#5 packet waits in LS_FRONT_END_FAN_IN for 4000+ cycles

closed-fixed
Fuat Keceli
7
2008-12-13
2008-12-10
George Caragea
No

This is the jacobi benchmark. A TCU executes a loop. At each iteration, 4 load requests are sent. The values are added then one store is sent.

In this particular version, loop prefetching is enabled, and thus 4 prefetch instructions are executed at each iteration as well.

I am looking in particular at the execution of TCU 50. If you look at the generated tracedump (tcu50_memoperations.tracedump.txt), at clock cycle 7180, a packet for instr 111:pref is put in CLSTR_2_LS_FRONT_END_FAN_IN. After that, the packet stays there until cycle 11878 (when it reaches INW_SEND_INPUT_PORT_2) -- stuck there for 4698 cycles!!

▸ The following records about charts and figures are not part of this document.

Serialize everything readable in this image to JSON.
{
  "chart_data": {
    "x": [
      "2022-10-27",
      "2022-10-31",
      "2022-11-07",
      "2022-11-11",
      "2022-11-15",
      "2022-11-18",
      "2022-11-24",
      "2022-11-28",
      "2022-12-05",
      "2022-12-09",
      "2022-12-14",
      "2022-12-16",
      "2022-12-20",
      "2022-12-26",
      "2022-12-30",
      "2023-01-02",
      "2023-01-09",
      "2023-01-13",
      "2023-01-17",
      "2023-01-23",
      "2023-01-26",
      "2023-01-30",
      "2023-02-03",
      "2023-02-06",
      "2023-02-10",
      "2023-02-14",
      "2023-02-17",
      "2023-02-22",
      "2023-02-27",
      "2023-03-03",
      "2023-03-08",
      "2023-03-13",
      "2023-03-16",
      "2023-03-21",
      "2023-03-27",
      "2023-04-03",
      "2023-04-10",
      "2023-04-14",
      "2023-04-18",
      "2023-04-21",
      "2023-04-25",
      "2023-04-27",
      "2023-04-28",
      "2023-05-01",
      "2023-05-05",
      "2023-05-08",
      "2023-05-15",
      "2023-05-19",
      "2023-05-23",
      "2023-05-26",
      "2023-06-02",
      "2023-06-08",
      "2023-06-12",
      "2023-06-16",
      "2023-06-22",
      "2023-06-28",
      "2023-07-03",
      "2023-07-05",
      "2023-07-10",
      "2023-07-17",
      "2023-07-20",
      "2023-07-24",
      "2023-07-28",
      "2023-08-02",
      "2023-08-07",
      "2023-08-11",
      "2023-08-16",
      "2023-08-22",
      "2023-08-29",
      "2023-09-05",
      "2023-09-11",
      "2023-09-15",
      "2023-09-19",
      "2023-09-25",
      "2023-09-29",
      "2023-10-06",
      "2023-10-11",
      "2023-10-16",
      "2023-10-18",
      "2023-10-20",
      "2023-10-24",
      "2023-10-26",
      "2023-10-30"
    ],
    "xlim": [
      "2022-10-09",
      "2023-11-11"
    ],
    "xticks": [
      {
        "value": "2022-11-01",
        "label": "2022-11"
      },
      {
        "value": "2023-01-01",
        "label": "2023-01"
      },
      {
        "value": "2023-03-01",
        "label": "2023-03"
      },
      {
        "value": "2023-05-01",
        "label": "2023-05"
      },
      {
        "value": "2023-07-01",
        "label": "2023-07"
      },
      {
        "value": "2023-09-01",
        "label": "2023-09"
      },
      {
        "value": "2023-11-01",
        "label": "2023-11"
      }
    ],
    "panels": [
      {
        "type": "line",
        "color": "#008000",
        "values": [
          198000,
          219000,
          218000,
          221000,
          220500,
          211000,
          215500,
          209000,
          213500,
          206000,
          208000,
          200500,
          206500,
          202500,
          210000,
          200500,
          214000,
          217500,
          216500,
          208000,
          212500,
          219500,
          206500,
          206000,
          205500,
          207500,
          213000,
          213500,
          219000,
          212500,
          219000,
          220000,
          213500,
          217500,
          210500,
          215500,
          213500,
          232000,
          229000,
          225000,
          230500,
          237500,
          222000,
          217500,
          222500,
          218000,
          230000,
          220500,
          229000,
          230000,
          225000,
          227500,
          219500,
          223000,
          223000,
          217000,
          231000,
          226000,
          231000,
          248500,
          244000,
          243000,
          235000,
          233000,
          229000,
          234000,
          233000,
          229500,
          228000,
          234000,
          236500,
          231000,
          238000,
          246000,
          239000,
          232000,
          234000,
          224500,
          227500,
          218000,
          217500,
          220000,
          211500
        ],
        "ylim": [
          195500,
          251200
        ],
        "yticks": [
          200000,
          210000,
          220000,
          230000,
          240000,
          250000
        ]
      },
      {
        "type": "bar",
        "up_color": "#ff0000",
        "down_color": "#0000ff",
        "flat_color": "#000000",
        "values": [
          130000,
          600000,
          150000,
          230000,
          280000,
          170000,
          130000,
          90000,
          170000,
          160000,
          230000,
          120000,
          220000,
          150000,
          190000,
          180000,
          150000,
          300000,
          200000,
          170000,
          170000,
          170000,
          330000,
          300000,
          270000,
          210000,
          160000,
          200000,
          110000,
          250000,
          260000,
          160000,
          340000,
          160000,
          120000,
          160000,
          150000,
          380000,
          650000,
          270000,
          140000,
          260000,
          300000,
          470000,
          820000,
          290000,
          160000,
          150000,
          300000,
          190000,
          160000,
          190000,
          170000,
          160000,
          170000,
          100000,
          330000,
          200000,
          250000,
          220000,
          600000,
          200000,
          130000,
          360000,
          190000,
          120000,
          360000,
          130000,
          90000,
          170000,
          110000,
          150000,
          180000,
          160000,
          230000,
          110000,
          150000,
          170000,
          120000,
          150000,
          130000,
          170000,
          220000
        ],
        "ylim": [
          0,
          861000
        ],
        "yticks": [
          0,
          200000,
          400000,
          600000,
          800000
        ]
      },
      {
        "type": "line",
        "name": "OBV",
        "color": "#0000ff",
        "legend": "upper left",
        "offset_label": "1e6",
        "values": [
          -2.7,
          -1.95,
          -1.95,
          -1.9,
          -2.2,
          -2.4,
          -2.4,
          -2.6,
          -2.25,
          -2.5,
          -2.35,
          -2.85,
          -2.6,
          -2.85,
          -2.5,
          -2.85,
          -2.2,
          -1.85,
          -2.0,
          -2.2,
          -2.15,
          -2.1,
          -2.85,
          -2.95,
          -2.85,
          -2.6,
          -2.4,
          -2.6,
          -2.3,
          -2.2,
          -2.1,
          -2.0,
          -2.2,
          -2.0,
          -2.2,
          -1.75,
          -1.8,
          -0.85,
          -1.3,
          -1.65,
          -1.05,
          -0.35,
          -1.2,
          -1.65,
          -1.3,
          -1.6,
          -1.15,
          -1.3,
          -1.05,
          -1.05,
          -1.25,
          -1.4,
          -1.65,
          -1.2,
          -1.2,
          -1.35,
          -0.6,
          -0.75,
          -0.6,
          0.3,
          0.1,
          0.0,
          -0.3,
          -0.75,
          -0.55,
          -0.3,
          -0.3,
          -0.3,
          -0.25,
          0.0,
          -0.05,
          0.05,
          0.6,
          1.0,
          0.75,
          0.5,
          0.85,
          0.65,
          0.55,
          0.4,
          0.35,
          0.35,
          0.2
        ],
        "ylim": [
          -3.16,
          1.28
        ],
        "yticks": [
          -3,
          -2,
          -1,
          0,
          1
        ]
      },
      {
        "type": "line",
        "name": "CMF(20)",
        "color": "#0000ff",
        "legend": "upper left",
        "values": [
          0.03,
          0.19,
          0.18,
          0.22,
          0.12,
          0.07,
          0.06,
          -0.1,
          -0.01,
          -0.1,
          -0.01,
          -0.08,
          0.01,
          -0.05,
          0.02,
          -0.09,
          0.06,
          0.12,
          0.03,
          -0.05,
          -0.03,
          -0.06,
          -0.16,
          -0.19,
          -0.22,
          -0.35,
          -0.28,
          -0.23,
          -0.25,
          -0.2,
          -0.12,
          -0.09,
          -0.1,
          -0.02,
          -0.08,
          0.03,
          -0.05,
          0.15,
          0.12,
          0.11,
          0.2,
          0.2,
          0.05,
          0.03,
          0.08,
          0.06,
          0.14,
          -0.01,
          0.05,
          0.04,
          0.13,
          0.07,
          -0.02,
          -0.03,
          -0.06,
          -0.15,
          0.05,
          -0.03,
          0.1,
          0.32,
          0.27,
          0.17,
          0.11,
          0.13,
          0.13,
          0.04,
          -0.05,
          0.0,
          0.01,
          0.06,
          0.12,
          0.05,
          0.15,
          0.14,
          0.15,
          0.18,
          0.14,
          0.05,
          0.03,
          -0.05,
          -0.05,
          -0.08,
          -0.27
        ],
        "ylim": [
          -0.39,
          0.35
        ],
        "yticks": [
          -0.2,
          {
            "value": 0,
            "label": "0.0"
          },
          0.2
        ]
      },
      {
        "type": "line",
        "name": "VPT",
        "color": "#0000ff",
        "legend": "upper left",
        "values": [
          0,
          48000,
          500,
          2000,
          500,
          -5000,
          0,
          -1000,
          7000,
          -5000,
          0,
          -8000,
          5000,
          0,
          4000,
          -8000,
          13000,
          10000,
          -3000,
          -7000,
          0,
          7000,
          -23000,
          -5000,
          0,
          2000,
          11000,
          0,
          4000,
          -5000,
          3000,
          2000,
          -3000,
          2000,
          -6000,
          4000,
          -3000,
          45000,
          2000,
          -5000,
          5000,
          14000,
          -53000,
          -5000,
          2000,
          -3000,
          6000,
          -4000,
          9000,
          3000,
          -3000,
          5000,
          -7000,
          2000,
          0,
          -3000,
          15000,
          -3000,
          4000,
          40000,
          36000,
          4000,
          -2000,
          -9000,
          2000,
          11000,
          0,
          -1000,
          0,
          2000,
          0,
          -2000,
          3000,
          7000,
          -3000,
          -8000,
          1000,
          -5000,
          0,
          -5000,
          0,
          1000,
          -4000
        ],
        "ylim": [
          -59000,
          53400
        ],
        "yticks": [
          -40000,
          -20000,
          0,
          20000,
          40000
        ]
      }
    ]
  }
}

However, in the meantime, other instructions from the same TCU are sent through the LS unit without any wait: 113:pref(packet created @7182), 114:pref(packet created @7183, 111:pref(packet created @7217).

How to reproduce:
$ xmtsim -v
XMT Simulator
Simulator Version: 0.81.98.r6216
Java Version: 1.6.0_10
(i used the devel simulator)

$ $ xmtsim -cycle -count -timer 30 -conf ./fpga8 -trace=directives -traceout jacobi_int_byrow.drampref.tracedump jacobi_int_byrow.drampref.sim -binload jacobi_int_byrow.drampref.b

Discussion

  • George Caragea
    George Caragea
    2008-12-10

    assembly and data file. also source C and xbo files

     
    Attachments
  • George Caragea
    George Caragea
    2008-12-13

    fixed by revisions 6219,6221 in the keceli-devel branch. propagated to power branch and george-devel

     
  • George Caragea
    George Caragea
    2008-12-13

    • status: open --> closed-fixed